In April, Mercedes-Benz Vietnam, one of a dozen foreign car brands that assemble their vehicles in-country, launched its GLK SUV for US$77,900, and sales were brisk. Meanwhile, BMW, which ended its decades-long contract with a local assembler in 2007, is now imported by Euro Auto Corp, and introduced its budget model, BMW 320i. It was quickly back-ordered at a price of US$59,000.
The Vietnam Automobile Manufacturers Association (Vama) tracks the output of its 16 members — a dozen of which assemble foreign brand cars - and Vama data show sales of locally assembled vehicles at 110,446 units last year. Of these, more than half were locally branded trucks and utility vehicles, while the remainder was passenger cars and SUV/MPVs bearing mostly foreign nameplates.

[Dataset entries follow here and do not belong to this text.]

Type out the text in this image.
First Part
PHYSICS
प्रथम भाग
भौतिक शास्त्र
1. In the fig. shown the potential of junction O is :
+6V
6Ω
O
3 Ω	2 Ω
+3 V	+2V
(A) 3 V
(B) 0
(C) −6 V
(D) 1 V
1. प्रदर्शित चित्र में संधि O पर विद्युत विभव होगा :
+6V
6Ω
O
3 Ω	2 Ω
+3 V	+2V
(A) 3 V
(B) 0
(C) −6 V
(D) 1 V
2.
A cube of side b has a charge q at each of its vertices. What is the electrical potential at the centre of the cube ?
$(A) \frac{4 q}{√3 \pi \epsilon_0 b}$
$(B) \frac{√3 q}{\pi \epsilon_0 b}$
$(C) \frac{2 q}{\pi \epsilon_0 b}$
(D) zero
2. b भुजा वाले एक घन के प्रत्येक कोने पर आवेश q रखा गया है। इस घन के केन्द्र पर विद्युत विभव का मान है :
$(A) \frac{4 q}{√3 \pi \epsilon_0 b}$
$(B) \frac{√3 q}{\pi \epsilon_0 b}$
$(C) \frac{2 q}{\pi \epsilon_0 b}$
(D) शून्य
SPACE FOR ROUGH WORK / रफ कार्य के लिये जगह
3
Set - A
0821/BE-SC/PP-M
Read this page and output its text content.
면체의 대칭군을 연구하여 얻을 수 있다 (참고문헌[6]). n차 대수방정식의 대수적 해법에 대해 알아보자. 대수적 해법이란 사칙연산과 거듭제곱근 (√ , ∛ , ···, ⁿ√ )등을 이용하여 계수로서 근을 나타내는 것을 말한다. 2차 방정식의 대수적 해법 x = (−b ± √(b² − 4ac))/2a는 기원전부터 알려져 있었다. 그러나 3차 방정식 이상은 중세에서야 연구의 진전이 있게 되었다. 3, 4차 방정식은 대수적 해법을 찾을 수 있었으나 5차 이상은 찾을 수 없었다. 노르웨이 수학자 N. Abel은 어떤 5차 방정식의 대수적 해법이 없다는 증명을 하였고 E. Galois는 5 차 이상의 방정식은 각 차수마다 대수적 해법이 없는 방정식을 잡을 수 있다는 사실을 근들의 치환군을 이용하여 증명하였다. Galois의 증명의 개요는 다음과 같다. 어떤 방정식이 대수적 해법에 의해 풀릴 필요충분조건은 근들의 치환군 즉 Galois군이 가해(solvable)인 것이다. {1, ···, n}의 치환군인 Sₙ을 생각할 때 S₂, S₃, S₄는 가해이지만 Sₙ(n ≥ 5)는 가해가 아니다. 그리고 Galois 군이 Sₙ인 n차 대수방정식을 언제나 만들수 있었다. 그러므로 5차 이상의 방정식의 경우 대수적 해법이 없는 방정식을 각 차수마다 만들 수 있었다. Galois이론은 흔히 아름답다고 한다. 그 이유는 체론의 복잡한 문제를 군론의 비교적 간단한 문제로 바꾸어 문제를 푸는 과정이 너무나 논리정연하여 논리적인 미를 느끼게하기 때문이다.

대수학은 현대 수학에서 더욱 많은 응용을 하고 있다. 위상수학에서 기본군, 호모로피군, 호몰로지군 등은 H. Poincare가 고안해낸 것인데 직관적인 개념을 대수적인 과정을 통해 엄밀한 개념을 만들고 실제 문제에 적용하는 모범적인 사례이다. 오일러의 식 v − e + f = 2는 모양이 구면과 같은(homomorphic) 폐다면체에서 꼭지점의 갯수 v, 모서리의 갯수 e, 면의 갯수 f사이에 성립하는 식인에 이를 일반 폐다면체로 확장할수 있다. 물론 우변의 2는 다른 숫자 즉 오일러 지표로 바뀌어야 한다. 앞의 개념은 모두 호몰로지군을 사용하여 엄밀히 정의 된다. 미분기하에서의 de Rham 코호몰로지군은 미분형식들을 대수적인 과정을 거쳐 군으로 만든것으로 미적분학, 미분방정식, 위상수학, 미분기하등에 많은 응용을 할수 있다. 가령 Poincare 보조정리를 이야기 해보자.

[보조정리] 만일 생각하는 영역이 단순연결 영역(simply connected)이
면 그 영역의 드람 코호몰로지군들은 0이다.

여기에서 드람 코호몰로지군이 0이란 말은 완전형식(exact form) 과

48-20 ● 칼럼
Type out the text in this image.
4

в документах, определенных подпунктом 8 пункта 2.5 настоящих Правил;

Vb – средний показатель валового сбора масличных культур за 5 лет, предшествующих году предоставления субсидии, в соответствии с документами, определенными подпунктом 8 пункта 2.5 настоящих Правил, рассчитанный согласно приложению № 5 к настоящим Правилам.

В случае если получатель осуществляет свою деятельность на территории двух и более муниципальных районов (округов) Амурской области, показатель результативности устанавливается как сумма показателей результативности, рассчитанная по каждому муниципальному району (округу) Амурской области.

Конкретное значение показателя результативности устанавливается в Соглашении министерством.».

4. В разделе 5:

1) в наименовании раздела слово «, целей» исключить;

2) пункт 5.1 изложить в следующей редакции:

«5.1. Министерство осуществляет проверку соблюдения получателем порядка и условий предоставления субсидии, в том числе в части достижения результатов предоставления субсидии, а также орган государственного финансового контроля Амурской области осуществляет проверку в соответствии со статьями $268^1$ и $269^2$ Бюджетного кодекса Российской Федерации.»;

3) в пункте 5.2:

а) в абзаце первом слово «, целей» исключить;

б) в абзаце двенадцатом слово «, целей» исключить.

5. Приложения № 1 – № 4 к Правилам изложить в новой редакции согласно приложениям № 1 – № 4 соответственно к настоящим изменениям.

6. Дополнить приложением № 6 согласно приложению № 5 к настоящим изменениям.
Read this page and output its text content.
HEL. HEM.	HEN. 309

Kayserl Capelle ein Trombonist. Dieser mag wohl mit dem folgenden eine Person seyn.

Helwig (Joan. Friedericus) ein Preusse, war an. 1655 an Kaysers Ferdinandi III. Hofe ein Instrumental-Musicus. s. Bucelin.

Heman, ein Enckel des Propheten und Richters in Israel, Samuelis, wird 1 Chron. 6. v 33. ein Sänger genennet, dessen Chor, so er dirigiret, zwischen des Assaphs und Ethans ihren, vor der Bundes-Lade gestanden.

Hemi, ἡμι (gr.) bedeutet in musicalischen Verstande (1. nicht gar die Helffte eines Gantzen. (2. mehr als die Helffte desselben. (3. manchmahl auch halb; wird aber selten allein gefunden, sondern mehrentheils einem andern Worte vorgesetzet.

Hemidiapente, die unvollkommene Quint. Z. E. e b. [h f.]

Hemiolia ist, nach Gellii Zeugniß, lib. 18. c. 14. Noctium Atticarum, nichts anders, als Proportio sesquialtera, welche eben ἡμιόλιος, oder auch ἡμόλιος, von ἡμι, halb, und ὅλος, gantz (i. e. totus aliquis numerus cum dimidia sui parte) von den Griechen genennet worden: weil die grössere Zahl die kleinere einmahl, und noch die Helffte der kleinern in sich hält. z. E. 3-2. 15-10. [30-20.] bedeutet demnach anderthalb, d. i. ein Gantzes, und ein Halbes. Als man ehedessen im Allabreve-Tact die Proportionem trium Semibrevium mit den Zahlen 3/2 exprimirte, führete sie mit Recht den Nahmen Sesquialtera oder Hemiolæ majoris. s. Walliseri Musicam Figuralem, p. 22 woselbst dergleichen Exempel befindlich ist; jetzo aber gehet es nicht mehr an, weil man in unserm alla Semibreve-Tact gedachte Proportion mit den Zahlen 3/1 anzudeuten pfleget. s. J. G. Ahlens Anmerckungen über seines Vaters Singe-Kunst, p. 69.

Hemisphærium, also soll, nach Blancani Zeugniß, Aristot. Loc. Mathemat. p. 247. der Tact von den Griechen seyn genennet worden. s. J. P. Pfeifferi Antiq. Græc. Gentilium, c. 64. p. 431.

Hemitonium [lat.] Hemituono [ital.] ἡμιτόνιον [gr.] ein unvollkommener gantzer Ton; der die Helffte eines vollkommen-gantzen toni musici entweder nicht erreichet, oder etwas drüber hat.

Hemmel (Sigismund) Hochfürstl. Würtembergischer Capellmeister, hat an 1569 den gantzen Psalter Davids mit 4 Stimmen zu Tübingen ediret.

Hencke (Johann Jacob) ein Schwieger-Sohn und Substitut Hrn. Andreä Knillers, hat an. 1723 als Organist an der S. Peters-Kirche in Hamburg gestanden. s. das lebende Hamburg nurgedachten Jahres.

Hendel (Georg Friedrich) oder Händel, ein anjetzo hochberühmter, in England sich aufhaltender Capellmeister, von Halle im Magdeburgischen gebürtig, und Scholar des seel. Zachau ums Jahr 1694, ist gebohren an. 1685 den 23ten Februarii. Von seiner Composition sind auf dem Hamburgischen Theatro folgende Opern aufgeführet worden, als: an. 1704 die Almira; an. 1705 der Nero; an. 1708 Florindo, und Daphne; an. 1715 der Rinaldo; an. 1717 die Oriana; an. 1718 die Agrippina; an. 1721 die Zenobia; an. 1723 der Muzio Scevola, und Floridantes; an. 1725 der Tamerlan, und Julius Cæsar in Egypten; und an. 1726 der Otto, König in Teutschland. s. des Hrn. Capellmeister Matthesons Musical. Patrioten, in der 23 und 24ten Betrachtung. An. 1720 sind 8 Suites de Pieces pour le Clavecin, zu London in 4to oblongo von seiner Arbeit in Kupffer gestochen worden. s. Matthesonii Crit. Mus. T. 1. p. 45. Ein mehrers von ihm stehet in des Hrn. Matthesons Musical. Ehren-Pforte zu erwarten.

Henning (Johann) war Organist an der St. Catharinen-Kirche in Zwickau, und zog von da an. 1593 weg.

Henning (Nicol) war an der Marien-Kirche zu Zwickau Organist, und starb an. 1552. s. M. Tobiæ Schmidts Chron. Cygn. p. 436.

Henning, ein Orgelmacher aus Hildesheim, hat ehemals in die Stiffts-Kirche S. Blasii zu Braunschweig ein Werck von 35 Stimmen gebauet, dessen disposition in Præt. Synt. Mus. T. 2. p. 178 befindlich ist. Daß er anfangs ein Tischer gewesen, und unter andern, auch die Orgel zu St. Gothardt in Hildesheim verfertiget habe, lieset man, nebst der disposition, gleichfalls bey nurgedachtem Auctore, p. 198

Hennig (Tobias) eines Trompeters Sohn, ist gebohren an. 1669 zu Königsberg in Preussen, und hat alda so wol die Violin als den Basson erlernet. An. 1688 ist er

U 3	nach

Vama data show that Vietnam’s vehicles sales peaked last year and, as in most markets, began a painful downward slide. From January to May, only one locally assembled foreign brand - Mercedes — saw growth, selling 1,259 units, down 40 per cent from that same period in 2008. In contrast, Vietnam’s total vehicles sales fell 35 per cent to 38,209 units. Market leader Toyota endured a mild 14 per cent decline to 8,756 units, while the other locally made foreign brands fared less well. For GM-Daewoo, sales fell 34 per cent to 3,894 units, while Ford was down 28 per cent to 2,461 units.
Michael Pease, general director, Ford Vietnam believes a recovery is underway and will be led by small passenger cars. Vama data shows passenger car sales up 21 per cent to 2,496 units for May, while sales of SUV/MPVs languish (down 46 per cent) and commercial vehicles struggle (down 28 per cent).
Whether or not this happens depends on price. “The Government raised taxes five times this year,” says Pease. “Vietnam is a young market economy, and the Government sees cars as a luxury that can be taxed.”
Foreign carmakers arrived in 1995, and to protect this fledgling industry, onerous taxes were levied on imports. The current import tax on new cars is 83 per cent. In theory, this should steadily decline as Vietnam is a signatory to the Asean treaty, and in 2007, the World Trade Organisation (WTO). According to its WTO commitment, import tax will be reduced to six per cent in 2013 and to zero beginning in 2018.
Nguyen Thanh Phu, senior manager, Nielsen Vietnam, sees pent up demand for cars that serve as modest transportation. “In Ho Chi Minh City and Hanoi, we estimate there are 200,000 potential car buyers,” says Nguyen. “These are people who earn $1,000 a month. Many of them already are well off enough to live in a ‘front’ house rather than a condo or apartment.”
Tushar Desai, emerging markets business development and insights director at Synovate Motoresearch, which covers Vietnam from Singapore, says the market could look very different in three to five years. “The question is: when will the government make its policies consumer-oriented and bring down prices for good?”
Desai sees the arrival of Chinese brands as a sign of the future. Chery, Great Wall, and Lifan are already in the car market in Vietnam. VMC, the assembler for Kia, Mazda and Subaru, has joined forces with Chery, and began assembling its QQ3 earlier this year, and the small, economically priced car had a gala launch in mid-April.
Vietnam, then, could prove a battleground between the ‘established’ car manufacturers and the new crop of companies from emerging markets.